Symptoms of Earthly Decay
and when my body dies will it pass through hands
to a quiet velvet room, for powdering and stuffing,
and you will find it in the town’s most dignified
house, with burgundy awnings, a manicured lawn
with hidden sprinklers, a classical birdbath
—its fat plastic cherubs frolicking heavenward,
and as the corpse suffers the viewing
muscles dry, come loose from the bone
like nicely-cooked spare ribs…
No, I want to rot away, untended or spruced up
in a second-floor walk-up above a bakery,
till one afternoon the baker has lost
all his customers and comes up to complain
about the odor, but opens the door
to a dusty room, a TV blaring, and a bed,
its white spread stretched neatly, my feet two mountains
pushed up, my head a scraggly coconut, sunk
into the pillow, the mattress, so the mortician can’t pry
me up in one piece (trying, a hollow arm comes off).
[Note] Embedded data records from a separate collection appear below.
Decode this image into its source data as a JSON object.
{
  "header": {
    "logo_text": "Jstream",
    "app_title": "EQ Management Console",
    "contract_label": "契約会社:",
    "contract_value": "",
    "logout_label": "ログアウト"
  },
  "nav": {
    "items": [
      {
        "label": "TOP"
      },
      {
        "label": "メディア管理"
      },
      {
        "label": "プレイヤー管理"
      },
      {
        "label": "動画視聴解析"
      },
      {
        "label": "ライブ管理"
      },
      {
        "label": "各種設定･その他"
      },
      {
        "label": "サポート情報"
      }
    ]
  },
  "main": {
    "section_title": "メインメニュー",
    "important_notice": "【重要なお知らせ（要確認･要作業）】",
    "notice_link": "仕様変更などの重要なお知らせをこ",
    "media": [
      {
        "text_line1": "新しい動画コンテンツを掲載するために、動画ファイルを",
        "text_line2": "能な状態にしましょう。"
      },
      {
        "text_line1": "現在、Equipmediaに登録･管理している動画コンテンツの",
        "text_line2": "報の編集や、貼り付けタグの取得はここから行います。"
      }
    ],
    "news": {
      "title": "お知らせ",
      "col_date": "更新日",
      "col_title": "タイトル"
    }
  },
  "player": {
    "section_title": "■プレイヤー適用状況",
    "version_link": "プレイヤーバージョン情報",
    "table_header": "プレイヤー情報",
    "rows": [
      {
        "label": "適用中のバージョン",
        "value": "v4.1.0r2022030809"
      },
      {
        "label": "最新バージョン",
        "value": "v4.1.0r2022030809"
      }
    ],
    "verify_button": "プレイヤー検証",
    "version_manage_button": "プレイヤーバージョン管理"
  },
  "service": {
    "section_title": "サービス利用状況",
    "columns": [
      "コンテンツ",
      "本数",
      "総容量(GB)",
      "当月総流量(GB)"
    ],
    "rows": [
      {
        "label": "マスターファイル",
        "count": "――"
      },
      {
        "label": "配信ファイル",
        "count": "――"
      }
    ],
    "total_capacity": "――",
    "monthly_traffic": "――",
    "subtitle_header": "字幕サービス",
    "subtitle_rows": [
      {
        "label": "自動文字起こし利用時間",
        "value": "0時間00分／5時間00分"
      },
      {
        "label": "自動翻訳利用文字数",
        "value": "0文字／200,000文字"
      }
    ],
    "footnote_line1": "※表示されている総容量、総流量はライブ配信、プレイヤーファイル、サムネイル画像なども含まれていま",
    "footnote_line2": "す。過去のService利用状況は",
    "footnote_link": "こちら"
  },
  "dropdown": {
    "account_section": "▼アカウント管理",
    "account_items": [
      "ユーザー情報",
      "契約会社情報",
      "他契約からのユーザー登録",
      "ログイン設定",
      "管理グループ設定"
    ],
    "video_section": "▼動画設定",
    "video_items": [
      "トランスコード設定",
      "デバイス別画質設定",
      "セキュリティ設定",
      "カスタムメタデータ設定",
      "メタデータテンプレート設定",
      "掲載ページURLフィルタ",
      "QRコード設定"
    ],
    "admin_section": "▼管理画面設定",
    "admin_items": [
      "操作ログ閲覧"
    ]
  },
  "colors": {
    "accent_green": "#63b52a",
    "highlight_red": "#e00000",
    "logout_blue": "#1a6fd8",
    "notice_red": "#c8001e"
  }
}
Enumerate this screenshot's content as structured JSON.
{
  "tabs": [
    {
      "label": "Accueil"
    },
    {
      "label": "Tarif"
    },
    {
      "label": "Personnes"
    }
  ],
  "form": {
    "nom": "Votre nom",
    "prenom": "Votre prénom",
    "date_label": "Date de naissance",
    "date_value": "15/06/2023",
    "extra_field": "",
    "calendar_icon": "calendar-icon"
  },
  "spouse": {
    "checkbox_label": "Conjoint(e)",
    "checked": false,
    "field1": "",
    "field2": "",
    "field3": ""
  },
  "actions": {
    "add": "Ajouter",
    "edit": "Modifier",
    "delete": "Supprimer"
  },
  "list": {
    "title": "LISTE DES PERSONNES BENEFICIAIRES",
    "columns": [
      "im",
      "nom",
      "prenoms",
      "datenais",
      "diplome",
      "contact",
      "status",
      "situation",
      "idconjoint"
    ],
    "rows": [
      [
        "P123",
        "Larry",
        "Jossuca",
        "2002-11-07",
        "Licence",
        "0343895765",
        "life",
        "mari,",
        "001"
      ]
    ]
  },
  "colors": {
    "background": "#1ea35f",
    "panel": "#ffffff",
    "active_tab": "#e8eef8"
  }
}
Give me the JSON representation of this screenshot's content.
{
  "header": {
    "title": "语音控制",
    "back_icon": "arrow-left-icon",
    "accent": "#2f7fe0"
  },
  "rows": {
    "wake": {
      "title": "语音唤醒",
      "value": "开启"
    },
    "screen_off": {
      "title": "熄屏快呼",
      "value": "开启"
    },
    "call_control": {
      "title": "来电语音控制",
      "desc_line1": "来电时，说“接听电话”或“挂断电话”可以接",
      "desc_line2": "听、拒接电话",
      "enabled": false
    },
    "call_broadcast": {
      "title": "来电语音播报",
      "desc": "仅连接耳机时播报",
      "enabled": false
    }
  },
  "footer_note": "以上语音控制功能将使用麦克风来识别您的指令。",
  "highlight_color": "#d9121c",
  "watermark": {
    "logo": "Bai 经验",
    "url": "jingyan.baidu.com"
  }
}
They are forced to cremate me, the body wrapped up
in the sheets. From the ovens the grains
and cinders of me float lazily up the flue, puffed out
the chimney in the late afternoon on a cold autumn day
that feels like Thanksgiving, to descend a mile downwind
on the asphalt-shingle roofs of circa 1952
ranch-style tract houses, their lawns scattered
with molded-plastic toys turned on their sides,
aluminum swingsets where dirty children
tryst on the four-seater, above ground circular pools
covered by tarpaulins sagging with yellow water and last year’s leaves,
and down to the soil clogged with summers of Miracle-Gro,
through layers of cables and gas pipelines, to seep into sewers,
my few small grains carried in mercury and formaldehyde, eggshells and shit
to a nearby creek, to a river, into fish who swim only to die
in bigger rivers through a delta of silt eroded
from a ex-rainforest that was once my other set of lungs, until
in the ocean at last, we glide down the bottom, off the cliff
of the continent, and get caught in the collected sludge, contributed
in this case by New York City, with the poisoned, the dying, the blind sea
life, dead matter in darkness, where we remain forever.